USING TRACE FOSSILS TO INTERPRET THE HYDROCLIMATOLOGICAL SETTINGS OF DRYLAND ALLUVIAL-LACUSTRINE SYSTEMS: EXAMPLES FROM THE NEALES FAN AREA, LAKE EYRE, SIMPSON DESERT, AUSTRALIA

Such organism-media interactions and resultant sedimentary fabrics as those found in dryland alluvial-lacustrine systems in the modern Lake Eyre system in the Simpson Desert, Australia, have unique hydroclimatological signatures compared to those found in much wetter systems. The Neales Fan, Neales River, and Umbum Creek, the area of study, is a terminal splay complex on the western margin of Lake Eyre North, where fluvial systems enter the lacustrine basin. Organisms living in the Simpson Desert have adapted to a range of semiarid to hyperarid climates in which water is the limiting factor of biodiversity and its distribution. Organisms must burrow to escape extremes in temperature and avoid moisture loss. This behavior must be coupled with feeding and reproductive strategies in order for them to continue to survive in such hostile settings. The Lake Eyre is excellent as an analog for ancient hydroclimatological systems formed in dryland settings.

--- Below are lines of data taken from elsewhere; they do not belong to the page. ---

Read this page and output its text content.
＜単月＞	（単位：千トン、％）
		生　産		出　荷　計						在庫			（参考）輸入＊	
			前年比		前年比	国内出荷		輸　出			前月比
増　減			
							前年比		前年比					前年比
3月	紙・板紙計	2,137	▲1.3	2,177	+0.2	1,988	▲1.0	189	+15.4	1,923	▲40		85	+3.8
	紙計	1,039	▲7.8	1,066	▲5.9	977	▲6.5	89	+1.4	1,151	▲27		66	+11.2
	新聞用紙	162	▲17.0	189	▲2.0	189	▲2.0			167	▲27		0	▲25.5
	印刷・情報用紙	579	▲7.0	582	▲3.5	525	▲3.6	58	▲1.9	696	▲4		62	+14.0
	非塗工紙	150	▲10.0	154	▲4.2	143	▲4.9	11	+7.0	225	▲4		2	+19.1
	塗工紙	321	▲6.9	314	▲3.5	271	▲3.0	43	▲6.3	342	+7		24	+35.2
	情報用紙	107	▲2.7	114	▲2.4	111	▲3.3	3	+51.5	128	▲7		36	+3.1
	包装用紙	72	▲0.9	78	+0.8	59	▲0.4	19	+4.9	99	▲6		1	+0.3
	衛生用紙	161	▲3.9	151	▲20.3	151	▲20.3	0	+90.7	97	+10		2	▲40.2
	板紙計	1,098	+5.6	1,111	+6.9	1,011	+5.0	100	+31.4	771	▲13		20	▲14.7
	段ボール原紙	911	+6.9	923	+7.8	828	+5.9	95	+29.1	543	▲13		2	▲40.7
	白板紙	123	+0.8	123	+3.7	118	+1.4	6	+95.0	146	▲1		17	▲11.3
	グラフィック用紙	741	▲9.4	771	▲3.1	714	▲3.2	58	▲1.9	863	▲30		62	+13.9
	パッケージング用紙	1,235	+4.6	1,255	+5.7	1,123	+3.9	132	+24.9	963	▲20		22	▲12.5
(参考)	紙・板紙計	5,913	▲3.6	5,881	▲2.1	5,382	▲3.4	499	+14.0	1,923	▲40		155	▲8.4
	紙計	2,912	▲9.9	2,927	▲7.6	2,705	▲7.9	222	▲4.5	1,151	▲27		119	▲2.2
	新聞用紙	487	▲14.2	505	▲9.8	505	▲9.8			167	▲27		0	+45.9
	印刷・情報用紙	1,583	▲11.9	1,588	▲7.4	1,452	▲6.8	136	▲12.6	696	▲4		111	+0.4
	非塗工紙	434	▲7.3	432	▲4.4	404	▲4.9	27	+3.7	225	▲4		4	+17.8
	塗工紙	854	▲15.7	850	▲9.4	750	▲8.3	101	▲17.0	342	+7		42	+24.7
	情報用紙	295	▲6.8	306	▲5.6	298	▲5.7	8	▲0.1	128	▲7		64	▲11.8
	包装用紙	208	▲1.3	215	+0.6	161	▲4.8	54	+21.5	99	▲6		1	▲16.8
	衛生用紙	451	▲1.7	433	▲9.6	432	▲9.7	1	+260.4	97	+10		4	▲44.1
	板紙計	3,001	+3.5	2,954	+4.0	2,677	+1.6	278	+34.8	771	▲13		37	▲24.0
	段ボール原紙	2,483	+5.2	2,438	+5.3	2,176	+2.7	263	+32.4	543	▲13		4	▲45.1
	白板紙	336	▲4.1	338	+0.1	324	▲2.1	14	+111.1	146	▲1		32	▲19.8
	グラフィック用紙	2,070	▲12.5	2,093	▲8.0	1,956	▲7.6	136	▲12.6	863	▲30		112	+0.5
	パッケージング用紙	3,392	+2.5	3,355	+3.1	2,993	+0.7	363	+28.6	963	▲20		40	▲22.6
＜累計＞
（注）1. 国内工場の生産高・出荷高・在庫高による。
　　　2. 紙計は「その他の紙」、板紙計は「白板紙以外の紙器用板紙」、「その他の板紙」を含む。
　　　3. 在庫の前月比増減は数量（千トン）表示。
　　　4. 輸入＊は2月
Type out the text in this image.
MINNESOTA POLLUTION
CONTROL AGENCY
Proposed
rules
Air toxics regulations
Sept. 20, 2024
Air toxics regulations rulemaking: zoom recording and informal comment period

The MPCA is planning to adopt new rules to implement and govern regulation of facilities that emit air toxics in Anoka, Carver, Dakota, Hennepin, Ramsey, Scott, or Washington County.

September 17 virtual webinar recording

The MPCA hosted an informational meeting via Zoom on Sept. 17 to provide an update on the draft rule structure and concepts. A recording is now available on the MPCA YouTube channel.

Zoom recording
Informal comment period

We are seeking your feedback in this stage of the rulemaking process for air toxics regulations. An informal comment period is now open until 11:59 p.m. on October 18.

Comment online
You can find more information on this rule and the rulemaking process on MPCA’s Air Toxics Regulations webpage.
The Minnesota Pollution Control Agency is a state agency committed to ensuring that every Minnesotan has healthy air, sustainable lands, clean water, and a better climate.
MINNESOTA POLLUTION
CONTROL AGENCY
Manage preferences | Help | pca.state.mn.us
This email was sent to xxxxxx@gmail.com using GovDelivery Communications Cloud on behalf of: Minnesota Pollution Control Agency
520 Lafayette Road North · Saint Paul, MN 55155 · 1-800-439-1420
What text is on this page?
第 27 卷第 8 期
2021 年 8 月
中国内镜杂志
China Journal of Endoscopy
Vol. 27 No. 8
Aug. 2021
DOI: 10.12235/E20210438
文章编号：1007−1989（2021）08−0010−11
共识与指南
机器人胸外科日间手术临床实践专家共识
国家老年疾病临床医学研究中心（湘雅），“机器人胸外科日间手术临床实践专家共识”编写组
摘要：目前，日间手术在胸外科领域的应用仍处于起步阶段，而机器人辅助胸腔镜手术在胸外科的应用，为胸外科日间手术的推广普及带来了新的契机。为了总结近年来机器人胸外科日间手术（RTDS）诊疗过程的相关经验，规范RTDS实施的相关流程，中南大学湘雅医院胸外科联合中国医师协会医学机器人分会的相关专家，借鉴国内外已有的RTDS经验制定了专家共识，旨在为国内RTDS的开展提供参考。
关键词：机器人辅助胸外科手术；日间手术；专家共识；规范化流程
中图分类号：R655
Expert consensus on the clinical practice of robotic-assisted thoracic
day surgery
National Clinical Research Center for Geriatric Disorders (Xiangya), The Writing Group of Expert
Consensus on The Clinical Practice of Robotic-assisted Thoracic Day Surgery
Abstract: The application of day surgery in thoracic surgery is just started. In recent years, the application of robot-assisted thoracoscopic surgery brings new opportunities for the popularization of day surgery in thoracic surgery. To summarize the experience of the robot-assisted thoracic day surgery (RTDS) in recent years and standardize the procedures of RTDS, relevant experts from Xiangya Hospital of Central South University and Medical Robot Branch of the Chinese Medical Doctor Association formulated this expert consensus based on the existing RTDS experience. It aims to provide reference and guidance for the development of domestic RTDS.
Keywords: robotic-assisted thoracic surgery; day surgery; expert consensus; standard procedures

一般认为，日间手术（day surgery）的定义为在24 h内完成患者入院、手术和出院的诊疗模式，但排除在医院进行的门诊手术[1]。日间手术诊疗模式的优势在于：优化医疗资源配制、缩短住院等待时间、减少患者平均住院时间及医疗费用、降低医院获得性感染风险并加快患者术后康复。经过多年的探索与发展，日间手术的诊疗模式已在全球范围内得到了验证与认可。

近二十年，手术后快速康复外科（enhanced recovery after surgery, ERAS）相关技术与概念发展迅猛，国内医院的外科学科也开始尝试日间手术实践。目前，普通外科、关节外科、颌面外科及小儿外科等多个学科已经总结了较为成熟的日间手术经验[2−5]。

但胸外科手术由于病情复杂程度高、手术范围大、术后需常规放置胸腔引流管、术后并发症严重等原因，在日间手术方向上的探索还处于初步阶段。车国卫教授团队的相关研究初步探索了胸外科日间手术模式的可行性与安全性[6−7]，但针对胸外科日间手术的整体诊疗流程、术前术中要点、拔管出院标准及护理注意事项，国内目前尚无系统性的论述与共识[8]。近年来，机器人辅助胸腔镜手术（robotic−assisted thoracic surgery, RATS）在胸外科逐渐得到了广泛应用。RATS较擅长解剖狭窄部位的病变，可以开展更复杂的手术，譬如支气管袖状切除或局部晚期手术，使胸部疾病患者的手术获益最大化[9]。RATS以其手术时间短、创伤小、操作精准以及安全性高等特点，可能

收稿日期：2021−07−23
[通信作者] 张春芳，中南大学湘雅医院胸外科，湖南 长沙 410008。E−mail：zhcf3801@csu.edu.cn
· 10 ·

Our preliminary work suggests that the greatest abundance and diversity of traces found in the area of Neales Fan, Neales River, and Umbum Creek area of Lake Eyre is produced by terrestrial organisms during periods when the lakeplain and the proximal lake bed are dry and have physicochemical characteristics dominated by subaerial conditions. The diversity and abundance of tracemaking organisms decreases rapidly from the lakeplain to the proximal lakebed where no apparent living organisms have been found. Aquatic organisms are present only after floods reach this area; the diversity and abundance is controlled by the amount of freshwater that reaches the lake, the majority of which do not have enough water to fill the proximal portion of the lake. Snails and shield shrimp dominate, along with predaceous diving beetles and dipteran larvae; in some instances small fish are present. The traces produced by these organisms are mostly horizontal and minimally penetrative into the channel bottom or lakebed. The majority of these traces appear to be produced when the water level has fallen close to or at the sediment-water-air interface. The majority of vertically penetrative and sediment reworking traces, therefore, reflect subaerial conditions.